German steelworkers agree 6.5 percent pay hike after strike

Tens of thousands of steel workers in western Germany will get a 6.5-percent pay hike this year - the biggest jump in three decades - in a settlement that could set the tone for industry as inflation soars.

German steelworkers agree 6.5 percent pay hike after strike

The agreed increase would come into effect “from August 1st”, the IG Metall union in the region of North Rhine-Westphalia said in a statement Wednesday.

The 68,000 steelworkers in the industrial region would also receive a one-off payment of 500 euros for the months of June and July, the union said.

The outcome of the negotiations was “the biggest increase in wages in the steel industry in percentage terms in 30 years,” said IG Metall boss, Joerg Hofmann.

Germany’s largest union, IG Metall launched a strike action at steelworks in the west in May after management failed to meet its demands for an 8.2 percent pay increase.

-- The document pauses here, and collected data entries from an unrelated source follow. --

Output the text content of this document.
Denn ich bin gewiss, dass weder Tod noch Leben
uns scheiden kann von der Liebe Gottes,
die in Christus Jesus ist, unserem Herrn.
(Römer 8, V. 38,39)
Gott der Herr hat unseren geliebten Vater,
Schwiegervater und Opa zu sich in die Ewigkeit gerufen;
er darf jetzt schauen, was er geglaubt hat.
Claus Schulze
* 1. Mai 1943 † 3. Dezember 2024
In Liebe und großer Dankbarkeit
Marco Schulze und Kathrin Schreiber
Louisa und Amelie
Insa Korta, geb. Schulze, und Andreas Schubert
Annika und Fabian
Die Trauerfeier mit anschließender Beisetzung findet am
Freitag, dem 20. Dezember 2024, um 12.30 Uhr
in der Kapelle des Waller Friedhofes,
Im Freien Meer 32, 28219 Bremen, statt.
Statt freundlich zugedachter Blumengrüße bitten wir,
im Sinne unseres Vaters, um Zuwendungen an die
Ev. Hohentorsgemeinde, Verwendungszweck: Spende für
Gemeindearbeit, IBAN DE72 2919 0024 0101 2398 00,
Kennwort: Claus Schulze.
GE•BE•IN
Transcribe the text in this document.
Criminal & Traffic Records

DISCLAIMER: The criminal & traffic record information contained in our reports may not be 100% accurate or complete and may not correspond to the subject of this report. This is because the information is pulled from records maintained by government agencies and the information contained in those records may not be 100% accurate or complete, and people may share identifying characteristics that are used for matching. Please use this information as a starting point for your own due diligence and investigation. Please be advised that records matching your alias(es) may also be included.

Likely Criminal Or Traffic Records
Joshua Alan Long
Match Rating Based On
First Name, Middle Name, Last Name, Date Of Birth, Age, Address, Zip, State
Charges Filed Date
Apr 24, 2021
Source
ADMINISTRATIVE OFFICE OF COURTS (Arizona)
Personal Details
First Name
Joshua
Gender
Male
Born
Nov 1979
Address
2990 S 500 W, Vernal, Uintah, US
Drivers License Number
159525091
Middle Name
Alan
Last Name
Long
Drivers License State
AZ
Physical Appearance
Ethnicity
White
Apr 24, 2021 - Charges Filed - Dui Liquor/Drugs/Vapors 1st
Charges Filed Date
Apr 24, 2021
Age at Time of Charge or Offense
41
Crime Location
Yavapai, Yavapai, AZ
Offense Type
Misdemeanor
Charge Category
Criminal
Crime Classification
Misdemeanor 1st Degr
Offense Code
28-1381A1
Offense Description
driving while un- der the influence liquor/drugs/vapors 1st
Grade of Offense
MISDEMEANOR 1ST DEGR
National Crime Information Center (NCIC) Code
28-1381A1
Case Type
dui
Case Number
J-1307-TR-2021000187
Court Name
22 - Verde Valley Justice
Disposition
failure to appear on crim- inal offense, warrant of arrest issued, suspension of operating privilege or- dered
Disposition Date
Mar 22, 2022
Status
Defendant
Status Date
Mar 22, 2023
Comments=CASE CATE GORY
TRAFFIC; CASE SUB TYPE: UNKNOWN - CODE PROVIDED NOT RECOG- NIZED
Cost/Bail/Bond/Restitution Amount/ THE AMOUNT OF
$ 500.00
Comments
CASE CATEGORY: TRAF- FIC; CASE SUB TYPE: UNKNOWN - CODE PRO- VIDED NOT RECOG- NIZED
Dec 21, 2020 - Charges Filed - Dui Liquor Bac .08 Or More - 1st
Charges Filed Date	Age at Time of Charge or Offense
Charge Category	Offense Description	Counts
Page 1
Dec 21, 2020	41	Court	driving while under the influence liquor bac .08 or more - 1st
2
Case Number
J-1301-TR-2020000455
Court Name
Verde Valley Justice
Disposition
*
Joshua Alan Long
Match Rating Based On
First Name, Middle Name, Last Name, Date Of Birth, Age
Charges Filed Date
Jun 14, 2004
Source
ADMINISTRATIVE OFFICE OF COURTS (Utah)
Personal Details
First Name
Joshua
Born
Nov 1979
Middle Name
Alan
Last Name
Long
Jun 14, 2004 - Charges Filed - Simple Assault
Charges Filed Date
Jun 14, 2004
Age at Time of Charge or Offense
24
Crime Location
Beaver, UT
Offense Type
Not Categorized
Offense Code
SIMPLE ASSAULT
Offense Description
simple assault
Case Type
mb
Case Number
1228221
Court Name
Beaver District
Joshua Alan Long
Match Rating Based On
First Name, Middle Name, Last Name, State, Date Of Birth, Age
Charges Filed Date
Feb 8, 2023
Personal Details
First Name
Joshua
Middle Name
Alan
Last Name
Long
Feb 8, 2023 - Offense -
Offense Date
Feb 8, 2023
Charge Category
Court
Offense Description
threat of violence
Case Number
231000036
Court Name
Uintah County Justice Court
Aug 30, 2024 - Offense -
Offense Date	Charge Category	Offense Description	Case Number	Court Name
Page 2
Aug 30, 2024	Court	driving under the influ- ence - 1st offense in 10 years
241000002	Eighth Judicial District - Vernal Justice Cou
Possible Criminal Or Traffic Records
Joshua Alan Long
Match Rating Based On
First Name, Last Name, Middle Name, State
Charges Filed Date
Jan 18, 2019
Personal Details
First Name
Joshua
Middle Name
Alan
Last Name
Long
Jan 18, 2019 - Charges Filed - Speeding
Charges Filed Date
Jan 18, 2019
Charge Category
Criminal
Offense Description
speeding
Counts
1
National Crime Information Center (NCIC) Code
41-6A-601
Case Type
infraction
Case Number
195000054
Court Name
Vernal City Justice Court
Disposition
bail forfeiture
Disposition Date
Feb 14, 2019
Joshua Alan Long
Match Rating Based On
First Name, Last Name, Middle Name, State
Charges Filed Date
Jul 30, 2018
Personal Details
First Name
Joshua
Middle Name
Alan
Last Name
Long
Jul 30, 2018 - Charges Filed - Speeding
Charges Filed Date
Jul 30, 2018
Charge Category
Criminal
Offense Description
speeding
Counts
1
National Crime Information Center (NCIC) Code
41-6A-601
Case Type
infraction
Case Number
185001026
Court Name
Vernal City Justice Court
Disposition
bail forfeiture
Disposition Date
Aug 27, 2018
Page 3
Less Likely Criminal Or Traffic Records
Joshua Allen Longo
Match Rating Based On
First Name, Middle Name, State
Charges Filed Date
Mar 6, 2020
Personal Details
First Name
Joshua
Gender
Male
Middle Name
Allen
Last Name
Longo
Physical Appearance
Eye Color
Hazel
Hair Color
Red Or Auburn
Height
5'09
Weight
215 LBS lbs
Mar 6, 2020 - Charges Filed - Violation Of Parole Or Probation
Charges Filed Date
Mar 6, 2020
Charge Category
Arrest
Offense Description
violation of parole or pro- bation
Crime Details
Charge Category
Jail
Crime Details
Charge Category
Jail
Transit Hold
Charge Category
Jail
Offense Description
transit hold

On Thursday at the peak of the movement, around 16,000 workers across 50 firms downed tools, the union said.

READ ALSO: Should foreign workers join a German union?

“Rising inflation” and the “good economic situation” of the steel industry were the basis for IG Metall’s demands.

Consumer prices rose at a 7.9-percent rate in Germany in May, a record for the country since reunification in 1990 driven by the outbreak of the war in Ukraine.

The smaller number of steelworkers in the east of Germany, who are also seeking an 8.2 percent pay boost, have yet to reach their own agreement.

Negotiations are currently taking place in a number of sectors. In the textile industry, 12,000 workers in the east of Germany sealed a 5.6 percent pay increase at the beginning of May.

Meanwhile, negotiations covering the auto industry, and mechanical and electrical engineering will begin in November.

Despite the agreed rise the onus was still on government to relieve the pressure on workers form rising prices “in the coming months”, IG Metall boss Hofmann said.

Significant wage demands have prompted concerns of a wage-price spiral, where rising pay sustains higher inflation.

The European Central Bank last week said it would raise its interest rates for the first time in over a decade this July as it seeks to stamp out price rises.